Après la crise de 1998, le marché pharmaceutique avait connu une solide croissance. En l’an 2000, cette croissance était de 37%, en l’an 2001 de 21%. Le volume du marché représentait 2,5 milliards de dollars. Toutefois, depuis le début de l’année 2002, la situation s’était dégradée. La production nationale de médicament n’a pratiquement pas augmenté depuis six mois : le volume du marché reste à hauteur de 12,52 milliards de roubles, ce qui est pratiquement équivalent au même chiffre à la même période l’année dernière : 12,46 milliards de roubles. En équivalent dollars, la production a diminué de 30 millions de dollars. L’importation a également baissé de 18%, elle est passée de 721 millions de dollars au premier semestre 2001 à 589 millions de dollars au premier semestre 2002. Le trio leader parmi les distributeurs reste identique : protek, CIA Internationale, Chreia Corporation.
La plupart des producteurs et importateurs de médicaments rendent le gouvernement responsable de cette récession. Les ministres avaient en effet obtenu qu’à partir du 1er janvier 2002, les médicaments soient soumis à la TVA à hauteur de 10%. Cette mesure avait entraîné une croissance des prix des prix des médicaments de 12,8% selon le comité d’Etat aux statistiques. Le marché avait chuté d’autant, ce qui a eu des conséquences inévitables sur la production.

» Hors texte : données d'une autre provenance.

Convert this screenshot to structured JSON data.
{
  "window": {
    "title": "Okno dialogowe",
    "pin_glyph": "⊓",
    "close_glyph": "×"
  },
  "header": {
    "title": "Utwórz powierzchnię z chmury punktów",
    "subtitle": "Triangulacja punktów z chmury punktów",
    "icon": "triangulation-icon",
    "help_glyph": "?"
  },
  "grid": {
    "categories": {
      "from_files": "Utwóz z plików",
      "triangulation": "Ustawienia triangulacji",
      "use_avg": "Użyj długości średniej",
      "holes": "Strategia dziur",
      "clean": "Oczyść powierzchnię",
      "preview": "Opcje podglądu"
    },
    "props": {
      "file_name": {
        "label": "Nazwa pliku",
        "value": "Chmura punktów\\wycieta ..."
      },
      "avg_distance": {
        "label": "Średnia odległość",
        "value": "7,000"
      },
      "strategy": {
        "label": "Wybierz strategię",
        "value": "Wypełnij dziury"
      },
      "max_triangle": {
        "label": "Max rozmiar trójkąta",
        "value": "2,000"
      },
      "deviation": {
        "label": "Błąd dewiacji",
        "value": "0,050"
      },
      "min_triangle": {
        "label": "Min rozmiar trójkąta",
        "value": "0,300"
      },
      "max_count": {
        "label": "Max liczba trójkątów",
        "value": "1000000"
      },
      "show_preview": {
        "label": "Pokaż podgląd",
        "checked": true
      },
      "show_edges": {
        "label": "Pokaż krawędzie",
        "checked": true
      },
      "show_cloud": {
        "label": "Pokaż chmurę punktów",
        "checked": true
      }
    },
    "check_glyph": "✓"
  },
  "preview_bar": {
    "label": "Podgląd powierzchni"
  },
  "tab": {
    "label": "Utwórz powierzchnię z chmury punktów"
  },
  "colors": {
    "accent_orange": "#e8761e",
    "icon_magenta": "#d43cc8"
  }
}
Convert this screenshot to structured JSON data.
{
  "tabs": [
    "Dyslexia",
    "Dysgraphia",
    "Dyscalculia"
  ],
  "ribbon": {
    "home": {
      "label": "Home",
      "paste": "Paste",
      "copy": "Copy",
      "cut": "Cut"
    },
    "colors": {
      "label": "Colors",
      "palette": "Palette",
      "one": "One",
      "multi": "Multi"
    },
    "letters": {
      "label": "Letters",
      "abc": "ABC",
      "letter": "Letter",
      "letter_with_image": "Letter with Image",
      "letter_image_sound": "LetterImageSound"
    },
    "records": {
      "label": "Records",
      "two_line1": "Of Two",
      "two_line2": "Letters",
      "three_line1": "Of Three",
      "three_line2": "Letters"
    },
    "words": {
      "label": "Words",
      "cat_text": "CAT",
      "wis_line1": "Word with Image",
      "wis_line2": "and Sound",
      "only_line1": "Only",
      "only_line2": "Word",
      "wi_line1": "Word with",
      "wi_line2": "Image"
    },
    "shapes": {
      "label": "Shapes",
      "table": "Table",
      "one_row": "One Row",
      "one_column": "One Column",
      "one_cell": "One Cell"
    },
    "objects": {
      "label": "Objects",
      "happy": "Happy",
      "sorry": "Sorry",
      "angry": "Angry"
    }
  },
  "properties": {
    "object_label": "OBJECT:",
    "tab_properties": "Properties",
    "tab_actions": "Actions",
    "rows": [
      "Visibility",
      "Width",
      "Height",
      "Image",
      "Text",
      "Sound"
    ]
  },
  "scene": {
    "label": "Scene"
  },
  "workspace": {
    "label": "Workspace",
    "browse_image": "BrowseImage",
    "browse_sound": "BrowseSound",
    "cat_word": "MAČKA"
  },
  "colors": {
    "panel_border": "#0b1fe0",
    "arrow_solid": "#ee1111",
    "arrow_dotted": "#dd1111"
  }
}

L’industrie pharmaceutique nationale la plus importante, Akrikhine, a vu sa production chuter de 27% par rapport à la période analogue en 2001. « Bien sur, cette diminution est la conséquence directe de l’application de la TVA aux médicaments. Les prix des médicaments ont augmenté tandis que la population n’a pas plus de revenus qu’avant » explique Alexandre Tioulaev, directeur du marketing chez Akrikhine. La demande a notamment diminué envers les médicaments qui ne sont pas de première nécessité, comme les vitamines et les produits contre les allergies. Or, les médicaments qui n’exigent pas d’ordonnance représentent 40% de la production d’Akrikhine et la production du leader national a subi une diminution plus forte que la production dans son ensemble. Alexandre Tioulaev explique qu’avant le 1er janvier, l’entreprise avait du répondre à des commandes importantes de ses fournisseurs qui s’empressaient de remplir leurs stocks avant l’application de la TVA. Cette situation avait par la suite entraîné une baisse de la production au premier semestre 2002. Pourtant, la baisse de la production ne concerne pas toutes les entreprises pharmaceutiques. Par exemple, les entreprises Otetchestvennye lekarstva et Verofarm ont connu une augmentation de leur production de 22%. Les responsables de ces entreprises expliquent que cette hausse vient d’une politique d’assortiment des produits équilibrés et de l’exportation de leurs produits vers les pays de la CEI.
Les importateurs et les producteurs espèrent que la « haute saison » à venir, l’automne-hiver et ses épidémies de grippe, relancera le marché.